Como su nombre indica la carroza más grande de las dos presentadas en la Cabalgata del Carnaval era un gran puesto de helados, con brazos articulados y una plataforma central con jarrones de fruta, estrellas de mar y, por supuesto, un carro de helados. Una fantasía montada sobre el chasis de una vieja guagua Pegaso, modelo 6038, de las que se veían por las calles en los años ochenta del pasado siglo.
El "Helado de La Guajira", con más de 15 metros de largo y más de 5 de ancho, salió en la Cabalgata con el número 11. Unos cincuenta carnavaleros, todos ellos integrantes de la empresa, se quedaron muy contentos y medio sordos con los 8.000 vatios de sonido que acompañaron el recorrido. Por cierto, esta carroza estará también en la Cabalgata del Carnaval en Maspalomas.
"Tren ligero"
Con el número 31 salió la otra carroza de Guaguas Municipales, destinada sobre todo a los niños. La verdad es que la teníamos ya montada, la sacamos en enero, en la Cabalgata de Reyes, y como gustó tanto y los chavales se lo pasaron pipa, pues decidimos volver a pasearla. Anoten la fina ironía de este "tren ligero", otros se dedican a debatir su conveniencia o inconveniencia y, mientras tanto, nosotros lo inauguramos.

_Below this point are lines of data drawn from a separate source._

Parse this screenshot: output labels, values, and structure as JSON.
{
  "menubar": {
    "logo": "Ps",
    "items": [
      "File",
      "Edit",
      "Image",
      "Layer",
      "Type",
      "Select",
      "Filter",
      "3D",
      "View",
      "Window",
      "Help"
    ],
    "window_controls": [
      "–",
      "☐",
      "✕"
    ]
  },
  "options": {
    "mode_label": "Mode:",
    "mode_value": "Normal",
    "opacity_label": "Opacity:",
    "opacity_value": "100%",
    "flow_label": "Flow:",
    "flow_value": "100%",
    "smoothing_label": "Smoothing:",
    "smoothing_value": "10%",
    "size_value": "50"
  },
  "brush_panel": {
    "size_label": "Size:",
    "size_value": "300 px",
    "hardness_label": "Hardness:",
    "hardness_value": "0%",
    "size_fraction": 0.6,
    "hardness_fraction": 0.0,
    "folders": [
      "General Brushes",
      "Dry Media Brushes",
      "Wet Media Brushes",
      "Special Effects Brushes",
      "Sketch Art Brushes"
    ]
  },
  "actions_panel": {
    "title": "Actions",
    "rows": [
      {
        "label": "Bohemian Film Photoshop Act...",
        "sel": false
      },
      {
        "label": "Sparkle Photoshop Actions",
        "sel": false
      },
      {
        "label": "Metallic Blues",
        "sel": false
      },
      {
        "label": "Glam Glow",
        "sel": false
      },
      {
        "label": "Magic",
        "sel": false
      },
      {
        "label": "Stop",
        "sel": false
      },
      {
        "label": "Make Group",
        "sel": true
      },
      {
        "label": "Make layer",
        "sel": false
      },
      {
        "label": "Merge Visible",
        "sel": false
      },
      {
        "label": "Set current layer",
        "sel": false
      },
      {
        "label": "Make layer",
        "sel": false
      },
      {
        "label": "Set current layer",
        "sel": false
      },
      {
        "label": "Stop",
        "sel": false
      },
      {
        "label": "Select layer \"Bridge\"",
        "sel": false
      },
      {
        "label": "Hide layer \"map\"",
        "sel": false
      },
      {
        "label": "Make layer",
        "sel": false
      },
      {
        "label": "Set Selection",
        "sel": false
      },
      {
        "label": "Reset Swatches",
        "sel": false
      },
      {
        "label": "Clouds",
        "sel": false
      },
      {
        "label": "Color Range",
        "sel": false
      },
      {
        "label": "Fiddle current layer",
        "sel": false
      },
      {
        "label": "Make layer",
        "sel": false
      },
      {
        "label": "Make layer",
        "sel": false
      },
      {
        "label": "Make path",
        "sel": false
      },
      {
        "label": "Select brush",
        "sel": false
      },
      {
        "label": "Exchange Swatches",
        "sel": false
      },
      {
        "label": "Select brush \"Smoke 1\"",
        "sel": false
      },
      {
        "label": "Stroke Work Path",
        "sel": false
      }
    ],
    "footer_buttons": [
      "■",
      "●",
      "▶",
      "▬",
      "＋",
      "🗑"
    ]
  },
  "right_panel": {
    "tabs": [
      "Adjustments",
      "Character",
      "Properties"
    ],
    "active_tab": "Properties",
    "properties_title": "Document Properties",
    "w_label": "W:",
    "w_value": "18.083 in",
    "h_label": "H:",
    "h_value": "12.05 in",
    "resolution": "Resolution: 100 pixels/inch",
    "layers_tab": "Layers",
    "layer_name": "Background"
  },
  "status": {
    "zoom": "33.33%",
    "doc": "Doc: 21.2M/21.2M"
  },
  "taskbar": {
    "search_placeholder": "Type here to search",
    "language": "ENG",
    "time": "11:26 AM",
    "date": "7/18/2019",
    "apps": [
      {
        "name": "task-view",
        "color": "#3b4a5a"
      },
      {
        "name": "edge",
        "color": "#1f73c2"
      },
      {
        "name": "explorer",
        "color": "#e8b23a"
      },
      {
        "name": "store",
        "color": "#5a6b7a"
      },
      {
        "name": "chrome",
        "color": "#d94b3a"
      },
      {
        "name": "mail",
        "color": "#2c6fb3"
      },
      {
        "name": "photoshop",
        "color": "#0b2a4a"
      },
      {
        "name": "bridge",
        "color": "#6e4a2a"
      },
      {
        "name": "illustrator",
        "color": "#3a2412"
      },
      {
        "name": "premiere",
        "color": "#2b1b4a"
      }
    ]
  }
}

El trenecito/guagua, con 12 metros de largo y 2,5 de ancho, era realmente una guagua Scania de las que estuvieron en servicio en la empresa hasta 1985. Los colores eran los que se usaban hasta esos años y que muchos tendrán en la memoria, azul y amarillo. Unos cuarenta niños disfrutaron del desfile desde el tren.
El "tren ligero" para niños necesitaba una autoridad, alguien que pusiera orden y mantuviera el control con pulso firme. Se nos ocurrió que el cobrador, esa figura tan histórica de las guaguas, el hombre de la gorra y la cartera, con la cajita y los tacos de billetes (cacharro o cartable en vocabulario guagüero), era lo apropiado para el caso. Ese cobrador cumplió su tarea a la perfección. Lo hizo tan bien que en la empresa muchos comentan que debería ser nominado para director general.